Wednesday, April 21, 2010

Federal Court Strikes Down Washington State’s Felon Disfranchisement Law in Landmark Voting Rights Case

Federal Court Strikes Down Washington State’s Felon Disfranchisement Law in Landmark Voting Rights Case


Stripping felons of their voting rights for life is one of many ways whites systematically deny people of color  our full humanity.  Ultimately, self-government through voting is an institutional reflection of our shared belief that all people are equal.  No person or arbitrarily defined group of people has the natural right to rule over others.  When people strip felons, who are unfairly disproportionately people of color, of their right to vote, they are claiming that the voting public (disproportionately whites) is a more valuable form of human than those who cannot participate in the governing process. 

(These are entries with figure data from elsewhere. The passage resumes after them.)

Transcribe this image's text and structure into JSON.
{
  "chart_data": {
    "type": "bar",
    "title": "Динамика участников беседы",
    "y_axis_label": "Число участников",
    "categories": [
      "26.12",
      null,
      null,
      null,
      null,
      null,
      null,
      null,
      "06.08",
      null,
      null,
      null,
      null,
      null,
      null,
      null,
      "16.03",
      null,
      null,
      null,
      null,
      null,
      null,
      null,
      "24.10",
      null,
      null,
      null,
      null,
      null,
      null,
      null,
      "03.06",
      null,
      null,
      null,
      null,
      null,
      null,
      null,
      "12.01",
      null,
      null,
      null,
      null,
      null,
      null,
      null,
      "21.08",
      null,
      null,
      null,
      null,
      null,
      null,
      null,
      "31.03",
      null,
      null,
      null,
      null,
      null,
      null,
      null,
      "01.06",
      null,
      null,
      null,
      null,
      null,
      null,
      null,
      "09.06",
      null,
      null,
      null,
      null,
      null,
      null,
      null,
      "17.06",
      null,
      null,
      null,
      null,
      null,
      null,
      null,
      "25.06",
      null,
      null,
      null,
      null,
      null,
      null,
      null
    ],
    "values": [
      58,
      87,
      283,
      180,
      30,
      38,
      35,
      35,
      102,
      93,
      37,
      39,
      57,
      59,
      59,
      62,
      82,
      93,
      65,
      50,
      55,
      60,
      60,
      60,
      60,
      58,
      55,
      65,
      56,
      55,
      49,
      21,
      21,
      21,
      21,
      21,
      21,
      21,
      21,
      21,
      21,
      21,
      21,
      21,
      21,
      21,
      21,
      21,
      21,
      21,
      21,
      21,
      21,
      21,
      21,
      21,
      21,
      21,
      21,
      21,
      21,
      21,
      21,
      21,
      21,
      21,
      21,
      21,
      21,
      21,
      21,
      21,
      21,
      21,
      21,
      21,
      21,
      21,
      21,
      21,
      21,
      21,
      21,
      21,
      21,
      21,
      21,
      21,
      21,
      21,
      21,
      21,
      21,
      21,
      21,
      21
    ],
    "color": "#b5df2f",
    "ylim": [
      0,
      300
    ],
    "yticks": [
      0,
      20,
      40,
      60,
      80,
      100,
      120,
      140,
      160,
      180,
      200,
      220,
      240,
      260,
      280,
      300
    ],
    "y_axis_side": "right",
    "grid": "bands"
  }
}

You may have noticed that Virginia's new Republican governor, Bob McDonnell, has declared April "Confederate History Month" and instituted a new literacy test for felons (again, disproportionately minority--especially African American in Virginia) who want to regain the "right-turned-privilege" to vote.  McDonnell's literacy test requires felons to submit an essay to him as part of voting rights reinstatement proceedings.  If the Governor approves of the essay, he may choose to reinstate voting rights.  Many other states have similar systems.  When I lived in Florida, the governor could arbitrarily restore or deny voting rights to felons (after their release) based on the governor's whim.  This is the kind of thing the 1965 Voting Rights Act is designed to prevent.   These practices are only allowed to go on because they disproportionately harm people of color and greatly increase whites' voting power. 

In Florida, if released felons were allowed to vote, Al Gore would have won the state in 2000.  Among many probable consequences, former felons' votes would mean that our military would likely be home safe, and thousands of Afghan, Iraqi, and American lives would not have been lost.  How ironic that the people society is supposedly punishing for their violent pasts would have given us peace instead of the violence President Bush did in our names!